Ole Gunnar Solskjaer saw his Manchester United side comfortably beaten at West Ham on Sunday as a poor run of form continues.
The Red Devils have won only five of the 17 matches played since Solskjaer was given the managerial job on a full-time basis in March.
Here, the PA news agency takes a look at some of the reasons behind the current struggles of the most successful club of the Premier League era.
Squad depth
This point covers a manner of sins.
Although Solskjaer should be praised for clearing out some of the unwanted, high-earning, underperforming players over the summer the required replacements were not ushered in.
Romelu Lukaku, Alexis Sanchez, Ander Herrera all departed over the summer and, even though the trio had varying degrees of success while at Old Trafford, none of them have been directly replaced.
Solskjaer, wise to the ways of United promoting from within, has done just that but the new crop of youngsters are not being integrated into a title-winning side led by Sir Alex Ferguson and with leaders and role models to smooth the process over.
Instead, the likes of Mason Greenwood, Axel Tuanzebe, Tahith Chong and Angel Gomes are being asked to adapt to senior football at a time when United's poor performances, disappointing results and clear lack of quality are being laid bare for all to see.
Injuries
Following on from the first point, Solskjaer has also been unlucky with injuries in the opening weeks of the new campaign.
The 4-0 win over Chelsea on the opening weekend of the season was full of pace, vigour and promise.
But the main attractions of that game have struggled since.
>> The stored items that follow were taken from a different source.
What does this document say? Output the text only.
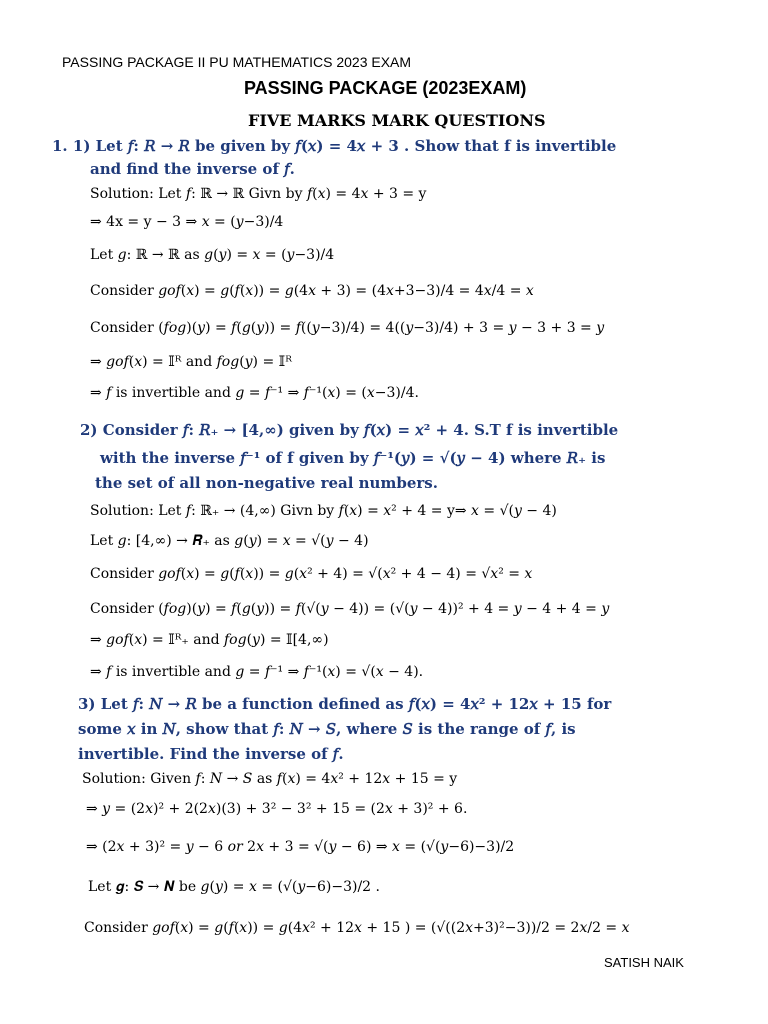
PASSING PACKAGE II PU MATHEMATICS 2023 EXAM
PASSING PACKAGE (2023EXAM)
FIVE MARKS MARK QUESTIONS
1. 1) Let 𝑓: 𝑅 → 𝑅 be given by 𝑓(𝑥) = 4𝑥 + 3 . Show that f is invertible
and find the inverse of 𝑓.
Solution: Let 𝑓: ℝ → ℝ Givn by 𝑓(𝑥) = 4𝑥 + 3 = y
⇒ 4x = y − 3 ⇒ 𝑥 = (𝑦−3)/4
Let 𝑔: ℝ → ℝ as 𝑔(𝑦) = 𝑥 = (𝑦−3)/4
Consider 𝑔𝑜𝑓(𝑥) = 𝑔(𝑓(𝑥)) = 𝑔(4𝑥 + 3) = (4𝑥+3−3)/4 = 4𝑥/4 = 𝑥
Consider (𝑓𝑜𝑔)(𝑦) = 𝑓(𝑔(𝑦)) = 𝑓((𝑦−3)/4) = 4((𝑦−3)/4) + 3 = 𝑦 − 3 + 3 = 𝑦
⇒ 𝑔𝑜𝑓(𝑥) = 𝕀ᴿ and 𝑓𝑜𝑔(𝑦) = 𝕀ᴿ
⇒ 𝑓 is invertible and 𝑔 = 𝑓⁻¹ ⇒ 𝑓⁻¹(𝑥) = (𝑥−3)/4.
2) Consider 𝑓: 𝑅₊ → [4,∞) given by 𝑓(𝑥) = 𝑥² + 4. S.T f is invertible
with the inverse 𝑓⁻¹ of f given by 𝑓⁻¹(𝑦) = √(𝑦 − 4) where 𝑅₊ is
the set of all non-negative real numbers.
Solution: Let 𝑓: ℝ₊ → (4,∞) Givn by 𝑓(𝑥) = 𝑥² + 4 = y⇒ 𝑥 = √(𝑦 − 4)
Let 𝑔: [4,∞) → 𝑹₊ as 𝑔(𝑦) = 𝑥 = √(𝑦 − 4)
Consider 𝑔𝑜𝑓(𝑥) = 𝑔(𝑓(𝑥)) = 𝑔(𝑥² + 4) = √(𝑥² + 4 − 4) = √𝑥² = 𝑥
Consider (𝑓𝑜𝑔)(𝑦) = 𝑓(𝑔(𝑦)) = 𝑓(√(𝑦 − 4)) = (√(𝑦 − 4))² + 4 = 𝑦 − 4 + 4 = 𝑦
⇒ 𝑔𝑜𝑓(𝑥) = 𝕀ᴿ₊ and 𝑓𝑜𝑔(𝑦) = 𝕀[4,∞)
⇒ 𝑓 is invertible and 𝑔 = 𝑓⁻¹ ⇒ 𝑓⁻¹(𝑥) = √(𝑥 − 4).
3) Let 𝑓: 𝑁 → 𝑅 be a function defined as 𝑓(𝑥) = 4𝑥² + 12𝑥 + 15 for
some 𝑥 in 𝑁, show that 𝑓: 𝑁 → 𝑆, where 𝑆 is the range of 𝑓, is
invertible. Find the inverse of 𝑓.
Solution: Given 𝑓: 𝑁 → 𝑆 as 𝑓(𝑥) = 4𝑥² + 12𝑥 + 15 = y
⇒ 𝑦 = (2𝑥)² + 2(2𝑥)(3) + 3² − 3² + 15 = (2𝑥 + 3)² + 6.
⇒ (2𝑥 + 3)² = 𝑦 − 6 𝑜𝑟 2𝑥 + 3 = √(𝑦 − 6) ⇒ 𝑥 = (√(𝑦−6)−3)/2
Let 𝒈: 𝑺 → 𝑵 be 𝑔(𝑦) = 𝑥 = (√(𝑦−6)−3)/2 .
Consider 𝑔𝑜𝑓(𝑥) = 𝑔(𝑓(𝑥)) = 𝑔(4𝑥² + 12𝑥 + 15 ) = (√((2𝑥+3)²−3))/2 = 2𝑥/2 = 𝑥
SATISH NAIK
Anthony Martial has been sidelined with a thigh issue, Paul Pogba has missed the last three games with an ankle complaint and now Marcus Rashford is set for a spell on the sidelines with a groin injury suffered in the defeat at West Ham.
Full-back Luke Shaw is also missing, while Jesse Lingard has had a spell out and even Greenwood, the 17-year-old who scored his first senior goal in an unconvincing 1-0 Europa League win over Astana last week, missed the game at the London Stadium through tonsillitis.
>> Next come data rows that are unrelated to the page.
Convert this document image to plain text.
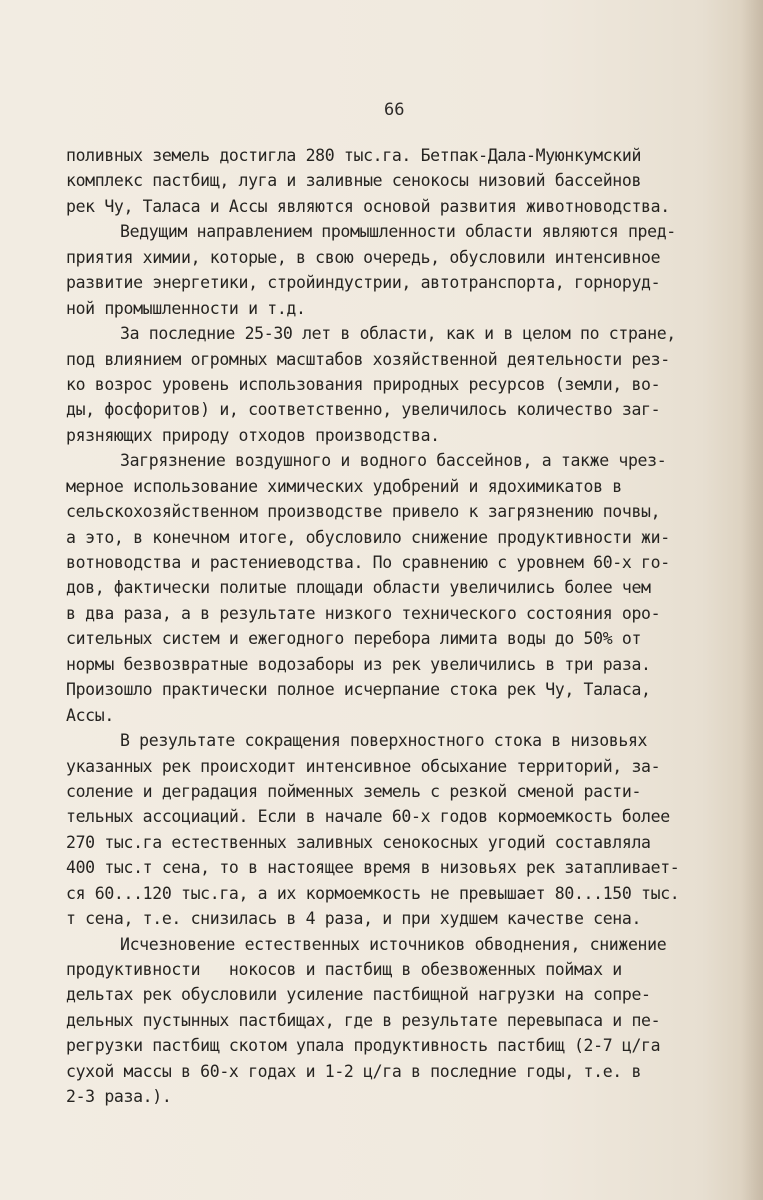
66
поливных земель достигла 280 тыс.га. Бетпак-Дала-Муюнкумский
комплекс пастбищ, луга и заливные сенокосы низовий бассейнов
рек Чу, Таласа и Ассы являются основой развития животноводства.
Ведущим направлением промышленности области являются пред-
приятия химии, которые, в свою очередь, обусловили интенсивное
развитие энергетики, стройиндустрии, автотранспорта, горноруд-
ной промышленности и т.д.
За последние 25-30 лет в области, как и в целом по стране,
под влиянием огромных масштабов хозяйственной деятельности рез-
ко возрос уровень использования природных ресурсов (земли, во-
ды, фосфоритов) и, соответственно, увеличилось количество заг-
рязняющих природу отходов производства.
Загрязнение воздушного и водного бассейнов, а также чрез-
мерное использование химических удобрений и ядохимикатов в
сельскохозяйственном производстве привело к загрязнению почвы,
а это, в конечном итоге, обусловило снижение продуктивности жи-
вотноводства и растениеводства. По сравнению с уровнем 60-х го-
дов, фактически политые площади области увеличились более чем
в два раза, а в результате низкого технического состояния оро-
сительных систем и ежегодного перебора лимита воды до 50% от
нормы безвозвратные водозаборы из рек увеличились в три раза.
Произошло практически полное исчерпание стока рек Чу, Таласа,
Ассы.
В результате сокращения поверхностного стока в низовьях
указанных рек происходит интенсивное обсыхание территорий, за-
соление и деградация пойменных земель с резкой сменой расти-
тельных ассоциаций. Если в начале 60-х годов кормоемкость более
270 тыс.га естественных заливных сенокосных угодий составляла
400 тыс.т сена, то в настоящее время в низовьях рек затапливает-
ся 60...120 тыс.га, а их кормоемкость не превышает 80...150 тыс.
т сена, т.е. снизилась в 4 раза, и при худшем качестве сена.
Исчезновение естественных источников обводнения, снижение
продуктивности   нокосов и пастбищ в обезвоженных поймах и
дельтах рек обусловили усиление пастбищной нагрузки на сопре-
дельных пустынных пастбищах, где в результате перевыпаса и пе-
регрузки пастбищ скотом упала продуктивность пастбищ (2-7 ц/га
сухой массы в 60-х годах и 1-2 ц/га в последние годы, т.е. в
2-3 раза.).
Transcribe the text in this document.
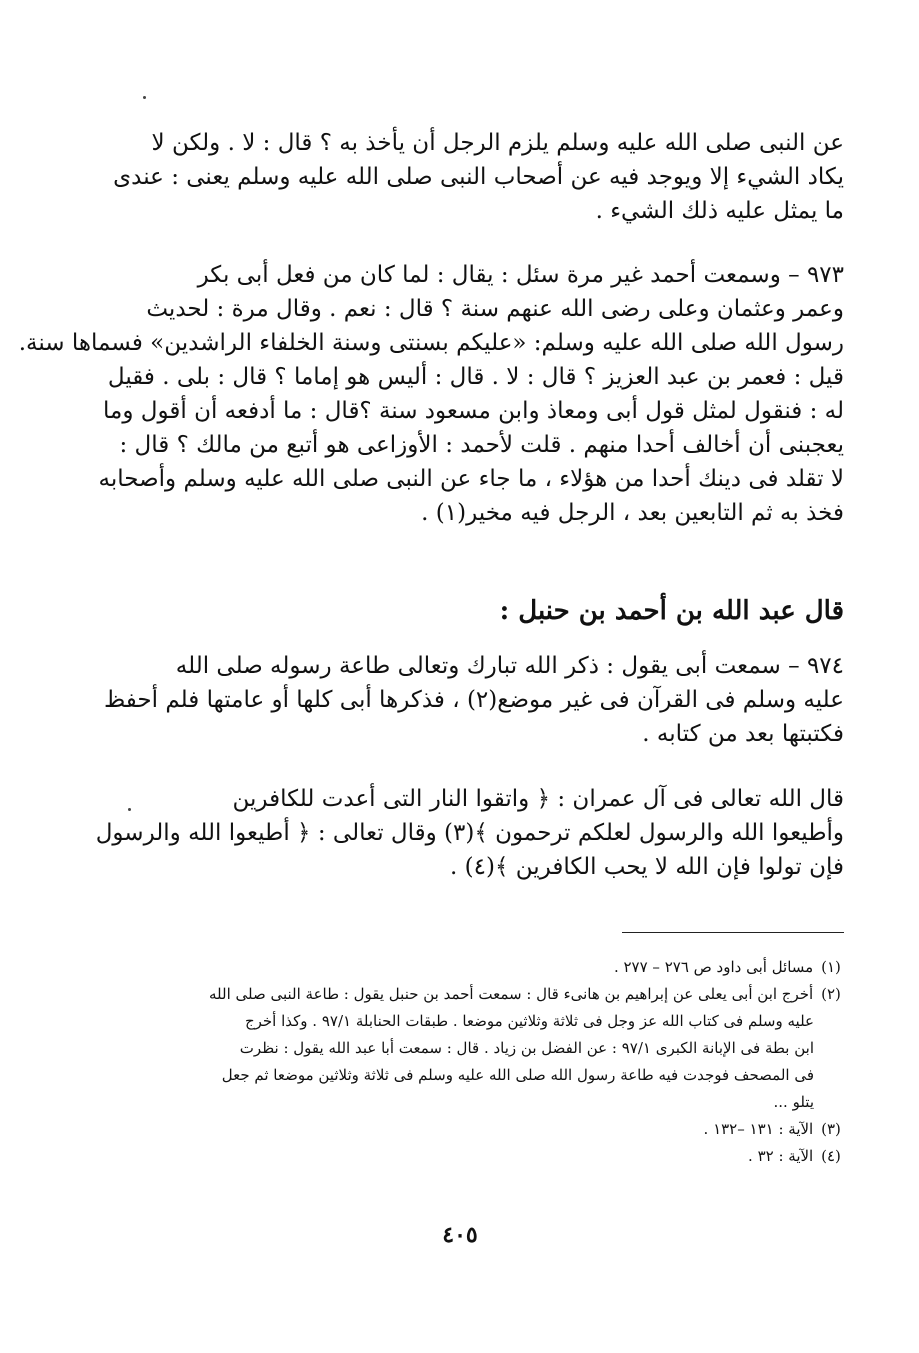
عن النبى صلى الله عليه وسلم يلزم الرجل أن يأخذ به ؟ قال : لا . ولكن لا
يكاد الشيء إلا ويوجد فيه عن أصحاب النبى صلى الله عليه وسلم يعنى : عندى
ما يمثل عليه ذلك الشيء .
٩٧٣ – وسمعت أحمد غير مرة سئل : يقال : لما كان من فعل أبى بكر
وعمر وعثمان وعلى رضى الله عنهم سنة ؟ قال : نعم . وقال مرة : لحديث
رسول الله صلى الله عليه وسلم: «عليكم بسنتى وسنة الخلفاء الراشدين» فسماها سنة.
قيل : فعمر بن عبد العزيز ؟ قال : لا . قال : أليس هو إماما ؟ قال : بلى . فقيل
له : فنقول لمثل قول أبى ومعاذ وابن مسعود سنة ؟قال : ما أدفعه أن أقول وما
يعجبنى أن أخالف أحدا منهم . قلت لأحمد : الأوزاعى هو أتبع من مالك ؟ قال :
لا تقلد فى دينك أحدا من هؤلاء ، ما جاء عن النبى صلى الله عليه وسلم وأصحابه
فخذ به ثم التابعين بعد ، الرجل فيه مخير(١) .
قال عبد الله بن أحمد بن حنبل :
٩٧٤ – سمعت أبى يقول : ذكر الله تبارك وتعالى طاعة رسوله صلى الله
عليه وسلم فى القرآن فى غير موضع(٢) ، فذكرها أبى كلها أو عامتها فلم أحفظ
فكتبتها بعد من كتابه .
قال الله تعالى فى آل عمران : ﴿ واتقوا النار التى أعدت للكافرين
وأطيعوا الله والرسول لعلكم ترحمون ﴾(٣) وقال تعالى : ﴿ أطيعوا الله والرسول
فإن تولوا فإن الله لا يحب الكافرين ﴾(٤) .
(١) مسائل أبى داود ص ٢٧٦ – ٢٧٧ .
(٢) أخرج ابن أبى يعلى عن إبراهيم بن هانىء قال : سمعت أحمد بن حنبل يقول : طاعة النبى صلى الله
عليه وسلم فى كتاب الله عز وجل فى ثلاثة وثلاثين موضعا . طبقات الحنابلة ٩٧/١ . وكذا أخرج
ابن بطة فى الإبانة الكبرى ٩٧/١ : عن الفضل بن زياد . قال : سمعت أبا عبد الله يقول : نظرت
فى المصحف فوجدت فيه طاعة رسول الله صلى الله عليه وسلم فى ثلاثة وثلاثين موضعا ثم جعل
يتلو ...
(٣) الآية : ١٣١ –١٣٢ .
(٤) الآية : ٣٢ .
٤٠٥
So, with a squad already struggling for numbers, being hit with such injury issues only compounds Solskjaer's woes.
Confidence
Given their run of form spanning the end of last season and the start of the current one, it is no surprise that plenty of United's players seem bereft of belief.
There was a moment in the West Ham game, with the score still goalless, when Rashford was played in behind the defence – this pacey, strong attacking England international seemingly set free on the Hammers' goal.
But instead he dallied, barely controlling the ball and was easily dispossessed – a small moment but an incident which sums up the current confidence levels across seemingly the entire squad.
Contrast that to Solskjaer's run as caretaker manager when United were beating almost everyone in their path, playing some good football and seeing the smiles return that had slowly turned to scowls under Jose Mourinho.
Only victories – and victories achieved in a convincing manner – can truly address the issue of confidence among the players and those wins are certainly proving hard to come by at present.
Improving rivals
Not all of the problems facing United can be solved in-house.
While their main rivals Manchester City and Liverpool look to be the sides tussling for the Premier League title once again, plenty of other teams in the division have improved over the past two years.
The 'big four' became the 'top six' and now there are clubs outside of that once unpoppable bubble who have designs on getting inside – and even if that is not possible, there are several sides good enough to beat United – as well as Chelsea, Tottenham and Arsenal.
Gone are the days of rolling the smaller teams over – it has been that way for a while – but United are now in danger of falling into the pack of sides who need to summon up all the qualities they can muster just to make sure they can pick up a valuable three points.